A grande tristeza tirou-me as forças para escrever sobre ele. Amigo certo, carinhoso, educado, gentil, atencioso e altamente competente na sua profissão. Eu era recebido em sua casa mesmo quando estava atendendo um cliente. Três dias antes do seu falecimento estive lá e lhe pedi. - Jurandyr, por favor, pare de fumar.

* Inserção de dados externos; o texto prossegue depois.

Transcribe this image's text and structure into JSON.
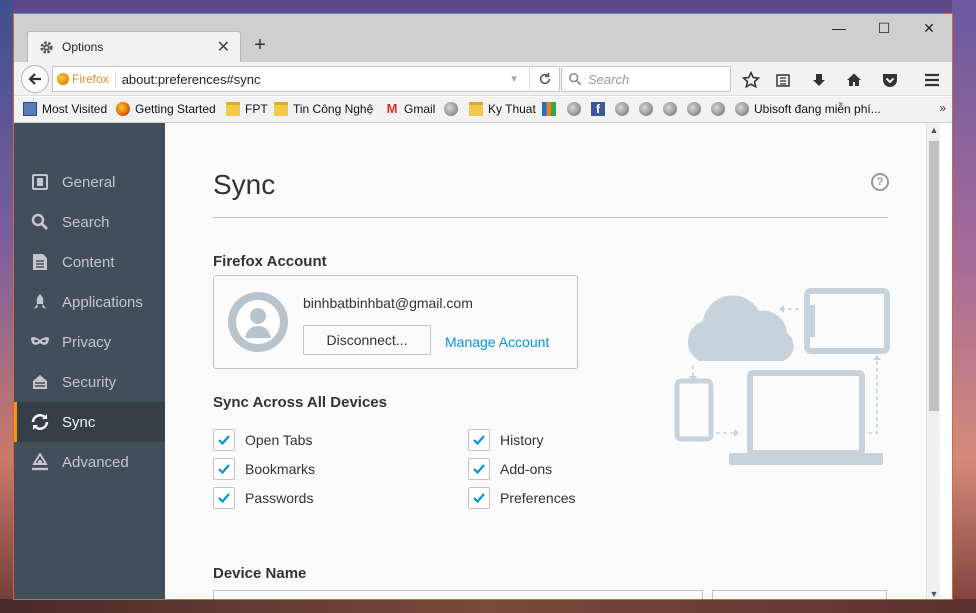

O sopro imperceptível que nos apaga a vida, passando por cima de nossas cabeças, havia exercido o mistério da sua função na eminência de onde irradiaram na arquitetura e na política, tantos dias de glória imorredoura.
Uma perda incalculável. Cessou para sempre de trabalhar o cérebro incomparável. Parecia que sua vida tinha seus passos orientados no planeta por uma voz misteriosa como aquela chegada, entre trovões e relâmpagos, aos ouvidos de Moisés. O pensamento, a palavra, a ação combinavam-se nele com uma harmonia perante a qual a minha admiração se inclinava com respeito.
Aí temos a figura do grande arquiteto que desapareceu. A sua obra ergue-se aos nossos olhos como um templo. Deixou feitos que poderiam ser comemorados anualmente.
Congratulo-me com Bauru por ter um filho tão eminente e deferir-lhe a honra que merece.
Por que esses homens são grandes? Eles próprios não o sabem. Sabe-o quem os enviou.
Para Jurandyr a felicidade estava na doçura distribuída sem idéia de remuneração e a nossa felicidade consiste na felicidade alheia generosamente criada por um ato nosso, dizia.
Dir-se-ia que, nessa grandiosidade que sua alma percebia o irresistível da força que o animava a produzir incansavelmente.
Para ele, o ideal não tinha definição, enxerga-se por clareiras que dão para o infinito, o amor abnegado, a fé cristã, o sacrifício pelo interesse superior da humanidade. Querido amigo, esteja em paz com Deus, Jesus Cristo e a Imaculada Mãe de Jesus.